В прихожей горела во всю мочь одна яркая лампа, бросавшая резкий свет на плетеные кресла, перевязанный веревками сундук с красно-синим ярлыком, барометр Фитцроя{95}, карту Парижа, разноцветную рекламу Трансатлантической компании и отделанную под красное дерево нишу, в которой сидела привратница. В нише, кроме привратницы, пожилой женщины с розовым морщинистым личиком и в белом чепце, сидела и хозяйка заведения. Они тихо шептались и, видимо, были друг к другу расположены. Привратница вела себя почтительно, но так же вела себя и хозяйка. В прихожей, где мирно горела одна лампа, царили добропорядочность и покой, покой под конец трудового дня, когда постепенно ослабевает напряжение, а впереди ожидает отдых. Эта простая обстановка подействовала на Пил-Суиннертона, как могло бы подействовать на его нервы укрепляющее лекарство. В прихожей казалось, что наступила глубокая ночь и две женщины в одиночестве охраняют сон жильцов, хотя за стенами пансиона ночная жизнь только начиналась. И все истории, которыми обменялись Пил-Суиннертон и мистер Мардон, представлялись здесь жалкой и пустой болтовней. Пил-Суиннертон почувствовал, что его долг перед пансионом — лечь в постель. Кроме того, он понял, что не может уйти в город, не предупредив об этом, и что ему недостанет храбрости так прямо сказать этим двум женщинам, что он уходит — в такой час! Он опустился в одно из кресел и снова попытался вникнуть в «Рефери». Бесполезно! То мысли его обращались к Елисейским полям, то взгляд тайком останавливался на фигуре миссис Скейлз. В тени ниши он не мог толком разглядеть ее лицо.

Затем из ниши вышла привратница, слегка сутулясь, быстро прошла через прихожую, на ходу любезно улыбнувшись постояльцу, и скрылась на лестнице. Пил-Суиннертон порывисто вскочил, уронил зашуршавшую газету и подошел к хозяйке.

— Извините, — сказал он почтительно. — На мое имя сегодня не было писем?

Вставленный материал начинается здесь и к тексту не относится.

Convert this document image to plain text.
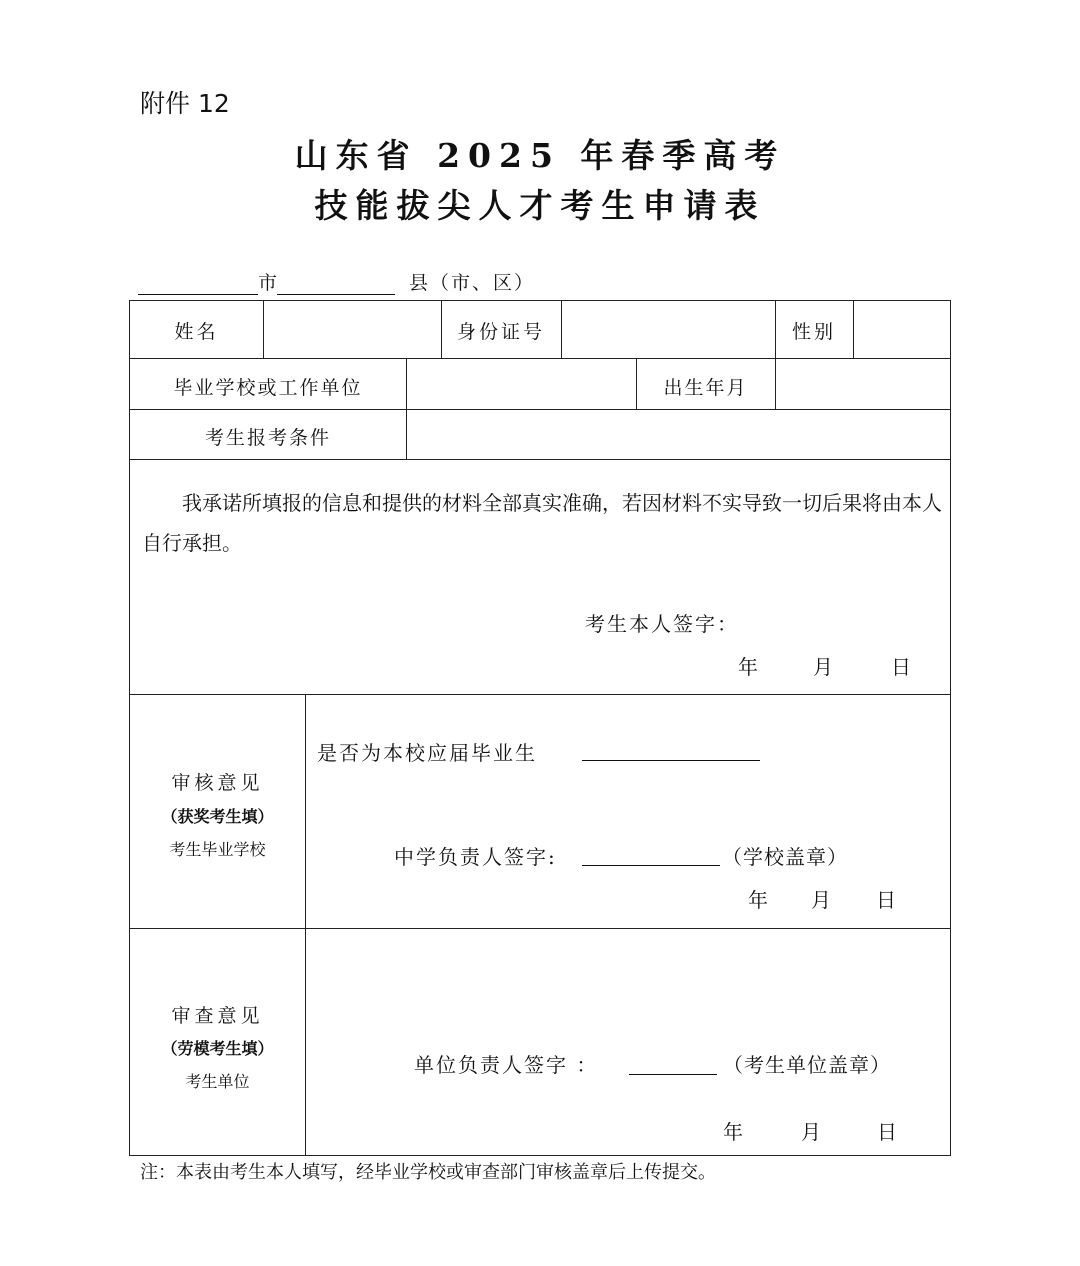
附件 12
山东省 2025 年春季高考
技能拔尖人才考生申请表
市	县（市、区）
姓名	身份证号	性别
毕业学校或工作单位	出生年月
考生报考条件
我承诺所填报的信息和提供的材料全部真实准确，若因材料不实导致一切后果将由本人自行承担。
考生本人签字：
年	月	日
审核意见
（获奖考生填）
考生毕业学校
是否为本校应届毕业生
中学负责人签字:	（学校盖章）
年 月 日
审查意见
（劳模考生填）
考生单位
单位负责人签字 ：	（考生单位盖章）
年	月	日
注：本表由考生本人填写，经毕业学校或审查部门审核盖章后上传提交。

Он знал, что никто не может ему написать, так как он никому не сообщал адреса.

— Как ваша фамилия?

В вопросе звучала холодная вежливость, а хозяйка смотрела ему прямо в глаза. Она, без сомнения, была красива. Волосы на висках поседели, кожа увяла и покрылась морщинами. И все же хозяйка была красива. Она была из тех женщин, о которых до последнего часа жизни с мимолетным сожалением о том, что красавицы не могут вечно оставаться юными, говорят: «Должно быть, в молодости она была хороша!» Голос ее звучал твердо, и, несмотря на любезность тона, в нем чувствовалась жесткость, порожденная непрерывным общением со всеми разновидностями человеческого рода. В глазах хозяйки застыло бесстрастное, оценивающее выражение. Очевидно, при всей своей тщательной, подчеркнутой вежливости, она была человеком гордым и даже надменным. Безусловно, себя она ставила выше любого жильца. По глазам ее было видно, что она многое пережила и узнала, что жизнь она понимает лучше всех тех, с кем имеет дело, и что, великолепно преуспев в жизни, она полна неколебимой уверенности в себе. Единственный в своем роде пансион Френшема был доказательством ее успеха. И исключительные достоинства ее пансиона тоже выражались в ее взгляде. Теоретически Мэтью Пил-Суиннертон относился к хозяевам пансионов и гостиниц снисходительно, но на этот раз он почувствовал не снисходительность, а подлинное уважение, ведь пусть мимолетно, но он столкнулся с чем-то неожиданным. Потупившись, он назвал свою фамилию — «Пил-Суиннертон» — и снова поднял глаза.

Перейти на страницу:

Похожие книги

Адриан Моул и оружие массового поражения
Адриан Моул и оружие массового поражения

Адриан Моул возвращается! Фаны знаменитого недотепы по всему миру ликуют – Сью Таунсенд решилась-таки написать еще одну книгу "Дневников Адриана Моула".Адриану уже 34, он вполне взрослый и солидный человек, отец двух детей и владелец пентхауса в модном районе на берегу канала. Но жизнь его по-прежнему полна невыносимых мук. Новенький пентхаус не радует, поскольку в карманах Адриана зияет огромная брешь, пробитая кредитом. За дверью квартиры подкарауливает семейство лебедей с явным намерением откусить Адриану руку. А по городу рыскает кошмарное создание по имени Маргаритка с одной-единственной целью – надеть на палец Адриана обручальное кольцо. Не радует Адриана и общественная жизнь. Его кумир Тони Блэр на пару с приятелем Бушем развязал войну в Ираке, а Адриан так хотел понежиться на ласковом ближневосточном солнышке. Адриан и в новой книге – все тот же романтик, тоскующий по лучшему, совершенному миру, а Сью Таунсенд остается самым душевным и ироничным писателем в современной английской литературе. Можно с абсолютной уверенностью говорить, что Адриан Моул – самый успешный комический герой последней четверти века, и что самое поразительное – свой пьедестал он не собирается никому уступать.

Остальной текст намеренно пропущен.